Easy tricks to improve site-speed with CSS
Did you know you can author some straight-up CSS to help with website perf? These tricks can come in super handy when you don't easily have access to the backend (ie a CMS like WordPress), you're not a backend developer, you don't wanna write some JS, and the cherry on top is that it's only a few lines of code in total.
CSS properties content-visibility
and contain-intrinsic-size
are your friends here
Gonna quote the MDN docs on content-visibility
verbatim:
"It enables the user agent to skip an element's rendering work (including layout and painting) until it is needed — which makes the initial page load much faster."
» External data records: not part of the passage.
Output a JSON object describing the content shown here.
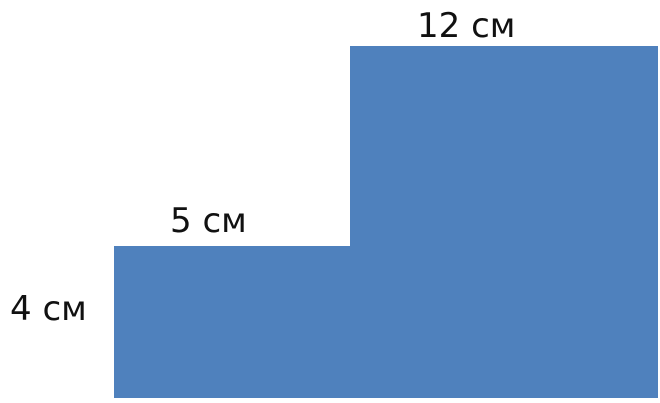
{
  "diagram": {
    "shape_color": "#4f81bd",
    "labels": {
      "top_width": "12 см",
      "step_width": "5 см",
      "left_height": "4 см"
    }
  }
}
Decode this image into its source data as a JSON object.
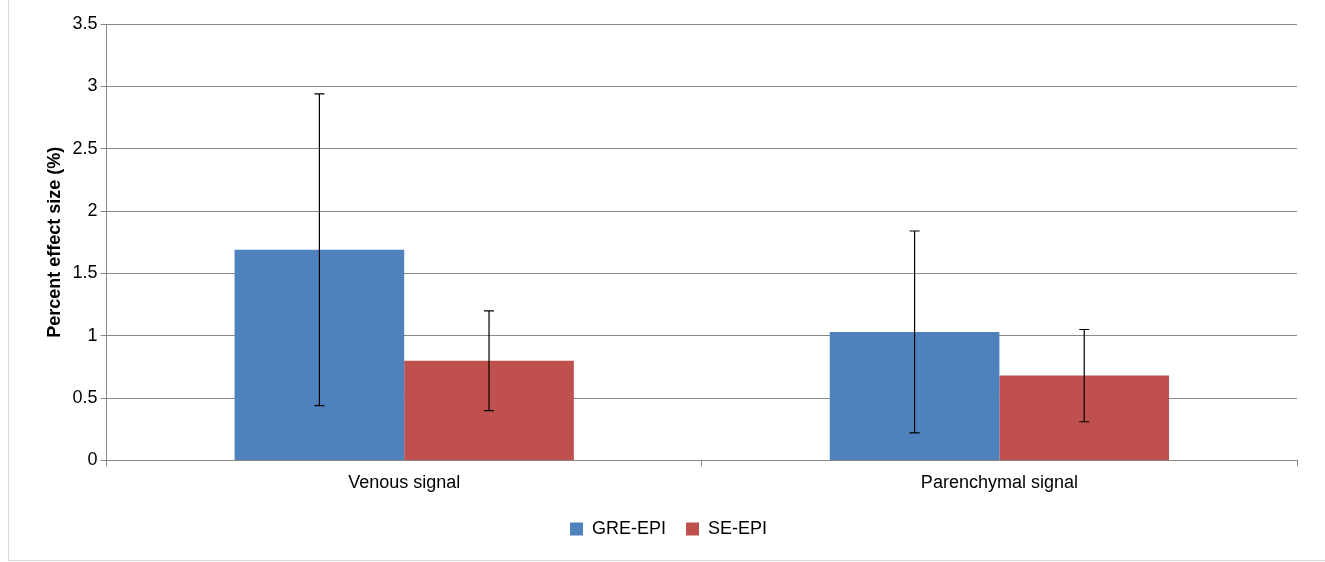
{
  "chart_data": {
    "type": "bar",
    "ylabel": "Percent effect size (%)",
    "categories": [
      "Venous signal",
      "Parenchymal signal"
    ],
    "series": [
      {
        "name": "GRE-EPI",
        "color": "#4f81bd",
        "values": [
          1.69,
          1.03
        ],
        "errors": [
          1.25,
          0.81
        ]
      },
      {
        "name": "SE-EPI",
        "color": "#c0504d",
        "values": [
          0.8,
          0.68
        ],
        "errors": [
          0.4,
          0.37
        ]
      }
    ],
    "ylim": [
      0,
      3.5
    ],
    "yticks": [
      0,
      0.5,
      1,
      1.5,
      2,
      2.5,
      3,
      3.5
    ],
    "grid": "y",
    "legend": "bottom"
  }
}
This property shines on a group of elements/markup that has a lot of children (eg a container of cards) AND it's below the viewport; there's no point in delaying the rendering if it's critical to the initial paint - if it's above the fold and you use another value besides the default content-visibility: visible;
you'll hurt UX.
.section {
content-visibility: auto;
contain-intrinsic-size: auto 250px;
}
The contain-intrinsic-size
property makes sure you reserve some space for the elements being 'hidden' till rendering/scrolling into view to prevent any jank and scrollbar-sizing issues. What it's doing is telling the browser 'hey, go ahead and reserve 250px
of space in each direction.' auto
then has the browser "remember" it's size for future paints.
You can kinda think of the combo above like setting loading="lazy"
for content that's not images.
The CSS @view-transition
API gives you the SPA treatment 💅 your users so deserve, without a full-blown framework necessary
Did you know that you don't need a full-blown framework to have that single page app (SPA), client-side navigation experience? You can get it in as little as three lines of CSS*!
*To respect accessibility you should wrap it in a media query to respect prefers-reduced-motion
though! Snippet borrowed from vtbag.dev.
@media (prefers-reduced-motion: no-preference) {
@view-transition {
navigation: auto;
}
}
It's to your benefit (to make sure it works!) that the pages you're navigating to/from both have this CSS declaration, and you're on the same site!
The sites I've used this on share the same header/nav and footer, so it's an easy and quick-win IMO.
Beware of bugs
Be mindful of testing your output when using content-visibility
on Safari.
I recently worked on a site where I had to write some JS to see if it was a Safari browser and change content-visibility: auto
to content-visibility: visible
.
Snippet below for the curious:
function isSafari() {
return /^((?!chrome|android).)*safari/i.test(navigator.userAgent);
}
if (isSafari()) {
const cardsContainer = document.getElementById('example-cards');
if (cardsContainer) {
const observer = new IntersectionObserver(
(entries, obs) => {
entries.forEach((entry) => {
if (entry.isIntersecting) {
const cards = cardsContainer.querySelectorAll('.example-card');
// made a class that had `content-visibility: visible`
cards.forEach((card) => card.classList.add('is-visible'));
obs.unobserve(cardsContainer); // Stop observing once visible
}
});
},
{
threshold: 0.01,
} // Trigger when 1% is visible
);
observer.observe(cardsContainer);
}
}
Yea, that was a few lines of JS but the perf gains I gained in my own example/testing was more than worth it.
Conclusion
I think it's definitely worth a shot to give these APIs a try: it's only a few LoC, it isn't pure magic, and can come in real handy when you can't/won't touch any server-side codes.
Also helps when you're trying to wrangle every bit of perf you can!